If you look at the ‘beach house holiday units’ text you get closer to a sense of that
genre. Nevertheless my three examples present their rules in a relatively
unordered fashion or, to put this more honestly, I cannot readily make out the
principles of the ordering. I suspect that in all three cases there are principles of
order: the rule about turning off heaters comes aptly at the end, as you leave the
flat, so to speak. And maybe in the ‘Swimming Club Rules’ the writers did not want
to start with the merely officious rule about carrying membership cards (this was
1974 after all), and felt that parental responsibilities should be the first concern.
Procedural genres, like all genres, project a world with a larger order, a
coherence: whether, as in the recipe for duck à l’orange, the necessary sequence
of steps to achieve the perfect dish, or in the procedure through which a scientific
experiment, an industrial process, or a social event is set out.
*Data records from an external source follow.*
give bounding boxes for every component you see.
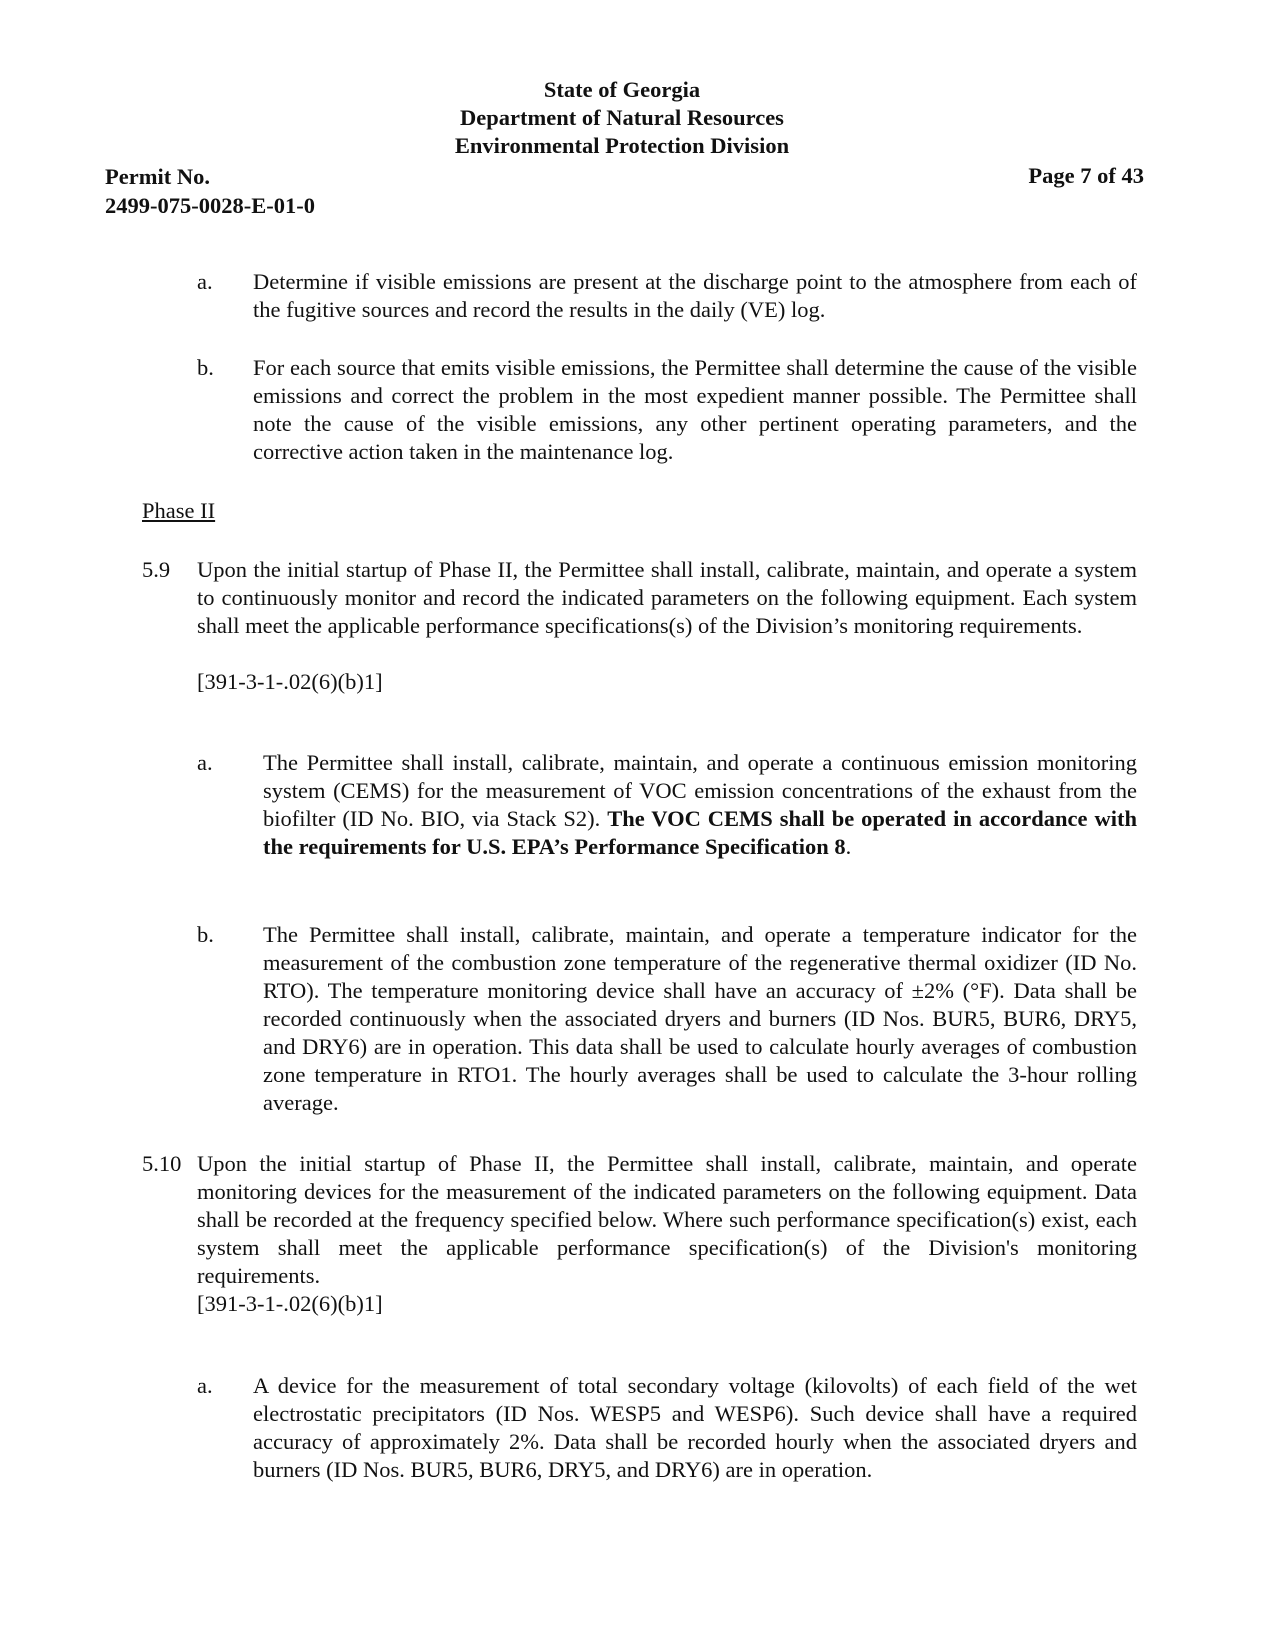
section-5-9-a-body: The Permittee shall install, calibrate, maintain, and operate a continuous emission monitoring system (CEMS) for the measurement of VOC emission concentrations of the exhaust from the biofilter (ID No. BIO, via Stack S2). xyxy=(263,750,1137,831)
section-5-10-a-label: a. xyxy=(197,1373,213,1398)
section-5-9-citation: [391-3-1-.02(6)(b)1] xyxy=(197,669,383,694)
section-5-9-a-label: a. xyxy=(197,750,213,775)
phase-heading: Phase II xyxy=(142,498,216,523)
header-department: Department of Natural Resources xyxy=(460,105,784,130)
item-b-text: For each source that emits visible emissions, the Permittee shall determine the cause of the visible emissions and correct the problem in the most expedient manner possible. The Permittee shall note the cause of the visible emissions, any other pertinent operating parameters, and the corrective action taken in the maintenance log. xyxy=(253,355,1137,464)
section-5-10-citation: [391-3-1-.02(6)(b)1] xyxy=(197,1291,383,1316)
document-header xyxy=(0,76,1244,160)
section-5-9-b-label: b. xyxy=(197,922,214,947)
section-5-9-a-end: . xyxy=(845,834,852,859)
permit-number: 2499-075-0028-E-01-0 xyxy=(105,193,315,218)
section-5-9-a-bold: The VOC CEMS shall be operated in accordance with the requirements for U.S. EPA’s Performance Specification 8 xyxy=(263,806,1137,859)
permit-label: Permit No. xyxy=(105,164,210,189)
page-number: Page 7 of 43 xyxy=(1028,163,1144,188)
item-a-label: a. xyxy=(197,269,213,294)
header-division: Environmental Protection Division xyxy=(454,133,790,158)
item-b-label: b. xyxy=(197,355,214,380)
section-5-9-a-text xyxy=(263,749,1137,861)
section-5-9-text: Upon the initial startup of Phase II, the Permittee shall install, calibrate, maintain, and operate a system to continuously monitor and record the indicated parameters on the following equipment. Each system shall meet the applicable performance specifications(s) of the Division’s monitoring requirements. xyxy=(197,557,1137,638)
header-state: State of Georgia xyxy=(543,77,701,102)
item-a-text: Determine if visible emissions are present at the discharge point to the atmosphere from each of the fugitive sources and record the results in the daily (VE) log. xyxy=(253,269,1137,322)
section-5-10-a-text: A device for the measurement of total secondary voltage (kilovolts) of each field of the wet electrostatic precipitators (ID Nos. WESP5 and WESP6). Such device shall have a required accuracy of approximately 2%. Data shall be recorded hourly when the associated dryers and burners (ID Nos. BUR5, BUR6, DRY5, and DRY6) are in operation. xyxy=(253,1373,1137,1482)
section-5-9-number: 5.9 xyxy=(142,557,171,582)
permit-block xyxy=(105,162,315,220)
section-5-10-number: 5.10 xyxy=(142,1151,182,1176)
section-5-9-b-text: The Permittee shall install, calibrate, maintain, and operate a temperature indicator for the measurement of the combustion zone temperature of the regenerative thermal oxidizer (ID No. RTO). The temperature monitoring device shall have an accuracy of ±2% (°F). Data shall be recorded continuously when the associated dryers and burners (ID Nos. BUR5, BUR6, DRY5, and DRY6) are in operation. This data shall be used to calculate hourly averages of combustion zone temperature in RTO1. The hourly averages shall be used to calculate the 3-hour rolling average. xyxy=(263,922,1137,1115)
section-5-10-text: Upon the initial startup of Phase II, the Permittee shall install, calibrate, maintain, and operate monitoring devices for the measurement of the indicated parameters on the following equipment. Data shall be recorded at the frequency specified below. Where such performance specification(s) exist, each system shall meet the applicable performance specification(s) of the Division's monitoring requirements. xyxy=(197,1151,1137,1288)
The important point is to be aware of the fundamental tension around genre,
uneasily hovering between regularity and repeatability on the one hand – the
effect of social stabilities and of regulations erected around text to keep them
close to ‘convention’ – and the dynamic for constant flux and change on the
other hand. These are the effect both of inevitable social change (even in the
most conservatively stable societies) and of the constantly transformative action
of people acting in ever-changing circumstances (even where the changes are of
the subtlest kind). The current interest in genre may, paradoxically, be an effect
of social, economic, political changes of the most far-reaching kind, which are
precisely unmaking the conditions of stability, repeatabilty, recognisability. So
just when the concept was introduced into education, in Australia in the
mid-1980s – with a clear emphasis on stability – it had ceased to have the tight
connection to social conditions which had given it (the appearance of) stability.
In other words, in some senses the concept’s potency was discovered in theory
(and introduced into educational practice) just at the very moment when the
social conditions had become such as to make the concept problematic.